Which LLM Multi-Agent Protocol to Choose?
This work addresses the under-evaluated issue of protocol selection for developers and researchers in multi-agent systems, offering a standardized benchmark and router to improve performance and reliability, though it is incremental in building on existing protocols.
The paper tackles the problem of selecting communication protocols in large-scale multi-agent systems by introducing ProtocolBench, a benchmark that shows protocol choice can affect completion time by up to 36.5% and latency by 3.48 seconds, and ProtocolRouter, a learnable router that reduces recovery time by up to 18.1% compared to baselines.
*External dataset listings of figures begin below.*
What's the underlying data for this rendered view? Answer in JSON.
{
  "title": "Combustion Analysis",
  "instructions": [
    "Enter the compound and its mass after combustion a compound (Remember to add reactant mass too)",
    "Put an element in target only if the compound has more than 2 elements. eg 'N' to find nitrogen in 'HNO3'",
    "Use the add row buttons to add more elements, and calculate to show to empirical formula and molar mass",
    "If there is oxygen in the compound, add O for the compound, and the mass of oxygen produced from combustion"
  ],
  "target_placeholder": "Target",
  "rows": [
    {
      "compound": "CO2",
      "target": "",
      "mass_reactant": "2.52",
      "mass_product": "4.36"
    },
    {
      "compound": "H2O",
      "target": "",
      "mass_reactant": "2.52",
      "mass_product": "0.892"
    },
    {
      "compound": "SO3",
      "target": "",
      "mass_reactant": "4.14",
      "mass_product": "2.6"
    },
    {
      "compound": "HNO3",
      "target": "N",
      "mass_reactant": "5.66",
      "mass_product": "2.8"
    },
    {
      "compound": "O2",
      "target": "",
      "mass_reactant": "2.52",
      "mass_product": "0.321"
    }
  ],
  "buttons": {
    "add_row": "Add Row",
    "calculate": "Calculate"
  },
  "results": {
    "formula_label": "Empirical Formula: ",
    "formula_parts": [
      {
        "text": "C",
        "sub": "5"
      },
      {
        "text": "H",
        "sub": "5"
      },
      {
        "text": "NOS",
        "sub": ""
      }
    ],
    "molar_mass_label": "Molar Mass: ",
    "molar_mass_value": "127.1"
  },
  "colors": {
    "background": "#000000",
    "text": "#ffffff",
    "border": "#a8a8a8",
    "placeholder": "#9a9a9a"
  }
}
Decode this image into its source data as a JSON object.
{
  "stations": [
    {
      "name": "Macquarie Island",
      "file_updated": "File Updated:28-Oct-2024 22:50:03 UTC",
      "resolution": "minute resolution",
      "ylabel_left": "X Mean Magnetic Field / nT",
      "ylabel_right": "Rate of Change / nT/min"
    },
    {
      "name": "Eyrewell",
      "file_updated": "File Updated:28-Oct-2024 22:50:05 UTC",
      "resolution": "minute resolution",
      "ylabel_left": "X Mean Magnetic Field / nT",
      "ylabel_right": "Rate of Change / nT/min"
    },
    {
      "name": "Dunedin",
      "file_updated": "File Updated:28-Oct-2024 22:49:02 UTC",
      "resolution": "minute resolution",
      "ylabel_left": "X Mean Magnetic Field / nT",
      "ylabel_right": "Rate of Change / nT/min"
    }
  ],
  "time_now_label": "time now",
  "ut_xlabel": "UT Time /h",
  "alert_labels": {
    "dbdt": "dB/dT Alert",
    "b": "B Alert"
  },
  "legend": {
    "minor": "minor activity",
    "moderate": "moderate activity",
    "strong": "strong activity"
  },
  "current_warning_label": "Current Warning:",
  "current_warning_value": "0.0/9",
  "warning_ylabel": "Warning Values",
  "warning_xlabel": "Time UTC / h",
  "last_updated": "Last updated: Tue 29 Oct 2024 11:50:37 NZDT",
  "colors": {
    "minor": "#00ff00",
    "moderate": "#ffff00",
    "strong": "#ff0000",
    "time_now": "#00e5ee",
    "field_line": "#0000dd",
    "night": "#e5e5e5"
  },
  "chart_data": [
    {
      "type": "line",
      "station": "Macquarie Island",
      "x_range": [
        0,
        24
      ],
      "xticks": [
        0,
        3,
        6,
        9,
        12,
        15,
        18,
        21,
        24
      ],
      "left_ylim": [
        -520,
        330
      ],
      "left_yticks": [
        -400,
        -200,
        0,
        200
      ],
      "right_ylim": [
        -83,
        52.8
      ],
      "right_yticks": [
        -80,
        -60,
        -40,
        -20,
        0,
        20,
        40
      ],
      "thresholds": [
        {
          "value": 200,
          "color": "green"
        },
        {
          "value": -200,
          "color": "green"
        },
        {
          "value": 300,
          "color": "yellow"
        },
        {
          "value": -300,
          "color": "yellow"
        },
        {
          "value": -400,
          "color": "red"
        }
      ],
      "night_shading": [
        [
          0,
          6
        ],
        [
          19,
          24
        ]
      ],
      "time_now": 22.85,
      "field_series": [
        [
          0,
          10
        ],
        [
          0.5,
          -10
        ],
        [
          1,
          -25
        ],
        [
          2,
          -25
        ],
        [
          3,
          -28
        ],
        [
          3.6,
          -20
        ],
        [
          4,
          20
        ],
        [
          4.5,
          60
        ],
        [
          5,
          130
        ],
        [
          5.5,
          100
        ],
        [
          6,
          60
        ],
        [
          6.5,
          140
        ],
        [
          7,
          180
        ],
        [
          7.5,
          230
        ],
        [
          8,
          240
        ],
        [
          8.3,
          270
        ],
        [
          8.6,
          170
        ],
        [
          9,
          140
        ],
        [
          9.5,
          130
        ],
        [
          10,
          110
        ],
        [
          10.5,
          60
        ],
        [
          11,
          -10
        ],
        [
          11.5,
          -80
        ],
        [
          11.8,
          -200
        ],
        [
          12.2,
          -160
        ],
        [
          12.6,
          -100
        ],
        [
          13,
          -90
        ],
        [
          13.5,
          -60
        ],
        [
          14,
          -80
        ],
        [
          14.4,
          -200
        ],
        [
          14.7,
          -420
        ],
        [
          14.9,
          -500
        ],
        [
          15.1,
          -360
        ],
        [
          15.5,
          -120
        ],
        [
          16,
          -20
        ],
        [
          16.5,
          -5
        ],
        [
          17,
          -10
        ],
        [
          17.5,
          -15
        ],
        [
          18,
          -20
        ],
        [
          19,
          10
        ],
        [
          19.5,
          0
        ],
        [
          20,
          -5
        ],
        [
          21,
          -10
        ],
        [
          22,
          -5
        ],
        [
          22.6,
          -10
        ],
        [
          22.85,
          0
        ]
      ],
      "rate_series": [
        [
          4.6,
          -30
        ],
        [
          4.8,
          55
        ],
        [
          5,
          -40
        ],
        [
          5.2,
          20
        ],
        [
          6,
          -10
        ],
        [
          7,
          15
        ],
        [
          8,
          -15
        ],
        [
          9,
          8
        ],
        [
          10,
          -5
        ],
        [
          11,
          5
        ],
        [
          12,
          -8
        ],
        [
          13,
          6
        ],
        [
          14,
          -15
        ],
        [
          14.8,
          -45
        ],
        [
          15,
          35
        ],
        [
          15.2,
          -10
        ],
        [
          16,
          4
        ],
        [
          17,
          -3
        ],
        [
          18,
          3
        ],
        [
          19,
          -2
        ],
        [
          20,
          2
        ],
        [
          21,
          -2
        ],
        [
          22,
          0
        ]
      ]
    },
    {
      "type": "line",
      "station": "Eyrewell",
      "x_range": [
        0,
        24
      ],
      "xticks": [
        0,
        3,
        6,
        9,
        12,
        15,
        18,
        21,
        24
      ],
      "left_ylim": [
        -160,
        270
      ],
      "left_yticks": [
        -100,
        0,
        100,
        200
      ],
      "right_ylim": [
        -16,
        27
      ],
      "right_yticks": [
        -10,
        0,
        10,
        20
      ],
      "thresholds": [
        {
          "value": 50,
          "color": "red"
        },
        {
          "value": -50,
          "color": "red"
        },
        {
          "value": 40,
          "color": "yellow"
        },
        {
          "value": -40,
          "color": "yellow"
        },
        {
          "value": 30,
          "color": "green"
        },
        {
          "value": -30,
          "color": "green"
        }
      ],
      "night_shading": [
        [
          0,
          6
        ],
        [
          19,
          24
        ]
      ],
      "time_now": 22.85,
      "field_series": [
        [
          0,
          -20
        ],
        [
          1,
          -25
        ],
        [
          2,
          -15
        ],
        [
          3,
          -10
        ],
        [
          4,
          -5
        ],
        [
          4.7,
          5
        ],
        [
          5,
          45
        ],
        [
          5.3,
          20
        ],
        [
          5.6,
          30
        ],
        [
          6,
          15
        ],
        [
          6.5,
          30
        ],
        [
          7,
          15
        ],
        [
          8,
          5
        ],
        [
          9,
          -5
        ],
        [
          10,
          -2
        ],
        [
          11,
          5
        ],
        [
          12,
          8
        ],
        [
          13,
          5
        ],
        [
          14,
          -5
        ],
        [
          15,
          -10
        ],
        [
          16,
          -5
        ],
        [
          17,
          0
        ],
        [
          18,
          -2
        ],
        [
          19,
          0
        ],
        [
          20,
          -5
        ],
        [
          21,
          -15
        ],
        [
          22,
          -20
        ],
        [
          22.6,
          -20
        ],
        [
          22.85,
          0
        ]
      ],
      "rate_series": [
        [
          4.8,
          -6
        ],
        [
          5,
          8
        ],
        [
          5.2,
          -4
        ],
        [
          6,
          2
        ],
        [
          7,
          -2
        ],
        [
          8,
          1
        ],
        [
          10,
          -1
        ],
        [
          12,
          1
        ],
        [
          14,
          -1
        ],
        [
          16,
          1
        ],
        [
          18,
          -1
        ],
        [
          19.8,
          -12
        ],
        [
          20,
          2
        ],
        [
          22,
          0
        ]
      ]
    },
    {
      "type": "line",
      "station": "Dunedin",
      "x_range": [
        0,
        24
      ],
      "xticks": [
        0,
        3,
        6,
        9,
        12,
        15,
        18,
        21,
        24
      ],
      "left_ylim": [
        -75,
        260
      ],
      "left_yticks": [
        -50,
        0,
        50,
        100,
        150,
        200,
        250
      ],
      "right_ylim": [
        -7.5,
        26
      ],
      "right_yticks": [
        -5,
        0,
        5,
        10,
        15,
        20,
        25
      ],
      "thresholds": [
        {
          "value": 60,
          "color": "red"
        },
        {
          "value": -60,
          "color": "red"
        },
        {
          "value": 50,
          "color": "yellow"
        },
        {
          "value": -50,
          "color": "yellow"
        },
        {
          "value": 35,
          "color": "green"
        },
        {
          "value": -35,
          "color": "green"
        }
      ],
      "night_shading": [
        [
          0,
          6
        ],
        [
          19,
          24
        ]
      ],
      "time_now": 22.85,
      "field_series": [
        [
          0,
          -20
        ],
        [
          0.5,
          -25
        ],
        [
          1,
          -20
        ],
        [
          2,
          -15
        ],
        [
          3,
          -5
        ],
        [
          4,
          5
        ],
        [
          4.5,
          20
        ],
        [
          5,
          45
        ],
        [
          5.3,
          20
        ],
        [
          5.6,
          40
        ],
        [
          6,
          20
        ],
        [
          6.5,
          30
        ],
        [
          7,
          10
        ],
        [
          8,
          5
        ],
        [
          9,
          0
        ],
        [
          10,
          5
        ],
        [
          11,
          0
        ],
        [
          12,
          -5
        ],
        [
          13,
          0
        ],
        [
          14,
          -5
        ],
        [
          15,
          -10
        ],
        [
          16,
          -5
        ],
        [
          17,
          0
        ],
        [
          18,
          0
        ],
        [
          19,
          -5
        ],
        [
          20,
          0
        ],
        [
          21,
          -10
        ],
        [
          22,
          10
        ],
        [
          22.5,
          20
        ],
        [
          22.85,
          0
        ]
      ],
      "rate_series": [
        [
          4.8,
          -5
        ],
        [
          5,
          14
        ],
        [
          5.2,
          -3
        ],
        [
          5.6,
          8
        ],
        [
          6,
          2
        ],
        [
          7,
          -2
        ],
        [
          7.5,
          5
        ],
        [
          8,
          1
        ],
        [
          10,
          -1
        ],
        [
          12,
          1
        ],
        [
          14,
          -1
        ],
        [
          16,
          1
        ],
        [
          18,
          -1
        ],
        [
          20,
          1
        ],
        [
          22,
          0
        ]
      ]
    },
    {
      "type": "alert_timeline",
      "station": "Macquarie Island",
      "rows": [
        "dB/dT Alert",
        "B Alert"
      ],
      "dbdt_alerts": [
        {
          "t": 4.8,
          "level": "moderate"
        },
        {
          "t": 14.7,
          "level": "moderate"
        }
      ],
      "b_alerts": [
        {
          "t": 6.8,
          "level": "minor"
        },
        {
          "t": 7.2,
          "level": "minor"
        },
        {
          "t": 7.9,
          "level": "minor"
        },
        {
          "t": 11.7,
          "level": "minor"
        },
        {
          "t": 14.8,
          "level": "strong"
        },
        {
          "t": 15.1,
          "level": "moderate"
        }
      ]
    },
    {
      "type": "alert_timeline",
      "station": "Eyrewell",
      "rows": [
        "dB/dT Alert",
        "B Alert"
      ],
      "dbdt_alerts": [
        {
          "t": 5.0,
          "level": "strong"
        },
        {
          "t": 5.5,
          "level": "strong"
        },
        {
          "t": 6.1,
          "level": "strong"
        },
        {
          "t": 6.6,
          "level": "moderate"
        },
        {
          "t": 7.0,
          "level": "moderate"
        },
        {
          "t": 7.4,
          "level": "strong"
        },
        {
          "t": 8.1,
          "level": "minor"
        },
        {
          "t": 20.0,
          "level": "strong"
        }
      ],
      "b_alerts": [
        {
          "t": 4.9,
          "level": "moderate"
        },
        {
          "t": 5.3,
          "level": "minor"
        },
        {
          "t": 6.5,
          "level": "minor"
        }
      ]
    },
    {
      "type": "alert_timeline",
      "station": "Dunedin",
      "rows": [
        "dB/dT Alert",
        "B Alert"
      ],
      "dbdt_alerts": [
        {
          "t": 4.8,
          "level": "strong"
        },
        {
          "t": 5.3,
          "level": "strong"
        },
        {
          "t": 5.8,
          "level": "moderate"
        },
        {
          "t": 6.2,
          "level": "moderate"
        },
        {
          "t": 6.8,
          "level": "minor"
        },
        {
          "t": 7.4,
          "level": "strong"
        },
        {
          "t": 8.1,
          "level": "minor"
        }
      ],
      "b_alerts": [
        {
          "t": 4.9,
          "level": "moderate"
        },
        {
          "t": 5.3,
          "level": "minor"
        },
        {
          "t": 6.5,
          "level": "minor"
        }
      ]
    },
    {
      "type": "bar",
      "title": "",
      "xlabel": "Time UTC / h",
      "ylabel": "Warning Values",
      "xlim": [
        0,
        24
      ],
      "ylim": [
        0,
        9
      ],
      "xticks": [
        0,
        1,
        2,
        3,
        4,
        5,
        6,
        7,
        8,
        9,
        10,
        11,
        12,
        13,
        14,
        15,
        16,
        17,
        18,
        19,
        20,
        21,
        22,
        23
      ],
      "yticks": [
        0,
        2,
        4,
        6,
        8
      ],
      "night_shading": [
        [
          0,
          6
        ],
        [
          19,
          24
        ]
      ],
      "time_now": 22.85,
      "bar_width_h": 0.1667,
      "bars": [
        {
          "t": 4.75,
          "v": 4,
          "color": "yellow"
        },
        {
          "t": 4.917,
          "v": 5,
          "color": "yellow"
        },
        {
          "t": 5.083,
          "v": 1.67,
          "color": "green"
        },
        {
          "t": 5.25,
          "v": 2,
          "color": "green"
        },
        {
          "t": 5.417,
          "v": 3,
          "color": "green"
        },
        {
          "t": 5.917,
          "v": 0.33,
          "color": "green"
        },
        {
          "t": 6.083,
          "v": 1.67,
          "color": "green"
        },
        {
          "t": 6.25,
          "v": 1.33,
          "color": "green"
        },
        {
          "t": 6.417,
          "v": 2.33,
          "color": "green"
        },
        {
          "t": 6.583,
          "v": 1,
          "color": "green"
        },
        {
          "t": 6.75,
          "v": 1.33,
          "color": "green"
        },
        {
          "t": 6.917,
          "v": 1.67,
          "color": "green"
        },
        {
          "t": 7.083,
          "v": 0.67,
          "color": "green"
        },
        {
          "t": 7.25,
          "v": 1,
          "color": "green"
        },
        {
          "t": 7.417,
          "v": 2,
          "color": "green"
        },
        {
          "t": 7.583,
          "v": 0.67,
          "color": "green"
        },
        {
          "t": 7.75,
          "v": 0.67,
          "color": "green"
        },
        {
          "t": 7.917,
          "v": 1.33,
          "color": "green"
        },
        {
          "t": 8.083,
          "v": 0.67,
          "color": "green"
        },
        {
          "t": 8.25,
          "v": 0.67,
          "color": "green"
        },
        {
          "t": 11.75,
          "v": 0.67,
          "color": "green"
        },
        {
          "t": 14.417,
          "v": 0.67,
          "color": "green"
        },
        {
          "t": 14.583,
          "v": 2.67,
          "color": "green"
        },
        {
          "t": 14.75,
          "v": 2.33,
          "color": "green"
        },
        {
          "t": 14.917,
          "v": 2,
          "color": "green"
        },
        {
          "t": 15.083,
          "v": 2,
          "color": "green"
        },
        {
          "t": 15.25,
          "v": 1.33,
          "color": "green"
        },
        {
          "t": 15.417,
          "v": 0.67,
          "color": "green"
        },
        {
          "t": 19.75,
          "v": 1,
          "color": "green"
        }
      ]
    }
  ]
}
As large-scale multi-agent systems evolve, the communication protocol layer has become a critical yet under-evaluated factor shaping performance and reliability. Despite the existence of diverse protocols (A2A, ACP, ANP, Agora, etc.), selection is often intuition-driven and lacks standardized guidance. We introduce ProtocolBench, a benchmark that systematically compares agent protocols along four measurable axes: task success, end-to-end latency, message or byte overhead, and robustness under failures. On ProtocolBench, protocol choice significantly influences system behavior. In the Streaming Queue scenario, overall completion time varies by up to 36.5% across protocols, and mean end-to-end latency differs by 3.48 s. Under Fail-Storm Recovery, resilience also differs consistently across protocols. Beyond evaluation, we present ProtocolRouter, a learnable protocol router that selects per-scenario (or per-module) protocols from requirement and runtime signals. ProtocolRouter reduces Fail-Storm recovery time by up to 18.1% versus the best single-protocol baseline, and achieves scenario-specific gains such as higher success in GAIA. We also release ProtocolRouterBench to standardize protocol evaluation and improve reliability at scale.